The outcome of the “sprint run” workshop is a conceptual draft (sketchbook, “mock-up”) for a user interface design to enhance the visibility and usability of such editions for the scholarly community.

Aim of the project

Study of the early-modern Republic of Letters requires extensive use of correspondence as sources. Reliable editions are fundamental to such research, but are hard to find and to explore. A user interface that would facilitate the use of scholarly, digital editions in particular, is therefore highly needed.

Case study

The group was assigned with the task of working on visualizations with relevance to digital, scholarly editions. The EMLO database includes, at the time of writing, the metadata for some 125,000 representations of early modern letters. Each letter is catalogued according to the basic metadata (corpus, sender, receiver, place, date, language, reference to archive/hardcopy book in which the letter is found, etc.). Some letters are actually also included in EMLO in the form of encoded, fulltext, scholarly digital editions. However, there is at present no means for the end user to get an overview of which letters are available in such format and which are not.

Design process

Arguably, scholarly editions are the most solid, reliable foundations for scholarly work on any epoch. They are often invisible in library catalogues and are not likely to be promoted by search engines such as Google Books, either. It would therefore be a good service to the scholarly community if such editions of letters could be made easily visible, in a visualization which allows both distant reading and fulltext search across multiple reliable text editions at the same time, and close reading in the form of consultation of original texts. Moreover, it is vital for the end user to be provided with the means to move back and forth between the various degree of distant and close reading, without losing track of his or her position in the landscape.
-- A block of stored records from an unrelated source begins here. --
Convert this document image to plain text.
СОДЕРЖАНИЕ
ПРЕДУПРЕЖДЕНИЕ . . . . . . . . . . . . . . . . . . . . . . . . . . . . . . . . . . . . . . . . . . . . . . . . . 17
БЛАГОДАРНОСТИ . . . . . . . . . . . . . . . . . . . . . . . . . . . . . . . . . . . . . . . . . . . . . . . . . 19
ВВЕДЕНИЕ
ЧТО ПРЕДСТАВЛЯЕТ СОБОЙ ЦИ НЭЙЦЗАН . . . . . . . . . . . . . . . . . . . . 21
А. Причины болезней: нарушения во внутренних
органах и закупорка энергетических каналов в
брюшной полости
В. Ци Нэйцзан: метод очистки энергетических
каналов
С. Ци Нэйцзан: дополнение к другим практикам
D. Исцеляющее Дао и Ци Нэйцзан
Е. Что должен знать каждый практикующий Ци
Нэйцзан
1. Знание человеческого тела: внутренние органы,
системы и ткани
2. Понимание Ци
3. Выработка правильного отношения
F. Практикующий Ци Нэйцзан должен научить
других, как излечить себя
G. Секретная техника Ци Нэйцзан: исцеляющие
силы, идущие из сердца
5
The group has worked on a user interface that allows browsing through the numerous letter collections (corpora) that are included in EMLO so far. At a glance, the end user should be able to get an overview of the various corpora and what they actually contain: metadata only, metadata and scannings of original manuscript letters, metadata and scanning of hardcopy publication of letters, metadata and scanning of original plus transliteration of original letters, metadata and scannings plus scholarly, digital born, TEI annotated edition of original letters, etc. The various corpus types will be presented graphically with different colours and shapes that should be as intuitive and easy-to-learn as possible. Moreover, the nature of digital edition projects makes the availability of letters in various formats a constantly changing reality, and in order to cater for the needs of a broad scholarly audience it is important to give as much information also on in progress, or partial availability. This will not only better inform, but even facilitate better collaborative work in the community, as the lacunae and needs of the community at large can be assessed by the initiators of both digitization and scholarly editing projects.

The group therefore recommends that EMLO includes yet another category of corpus; namely, letter collections that are known to exist (either in an archive somewhere, or in a hard copy), but which have not yet been inserted into EMLO so far. In this way, the end user will be made aware of their existence, although they will not be possible to search through in the way that the other corpus types are.

The results of search should bring the user to the close reading window, the outline of which was developed as an extendible view. A basic view should contain the text of single document (letter), its main metadata and a navigation bar. Optionally images of the source, apparatus criticus, factual commentary, similia, translation or summary (linked to the paragraphs) and further metadata on the text (its manuscript sources, publications etc.) can appear. A user that chooses to register her- or himself can use a personalized user note-book, in which (s)he can easily copy parts of the text and make and store personal notes. The reader can also easily export his note-book as well as the results of the search.

Project Diagram

application architecture

Conclusions

  • It looks promising, but we have not been able to test how it would actually work.
  • Issue raised by Christoph about different IT programs used for each edition: can become difficult to show it on screen easily!
  • Even though close reading can be tricky, the distant reading (i.e. new browsing and searching facility) appears possible to implement with a comparatively smaller amount of resources.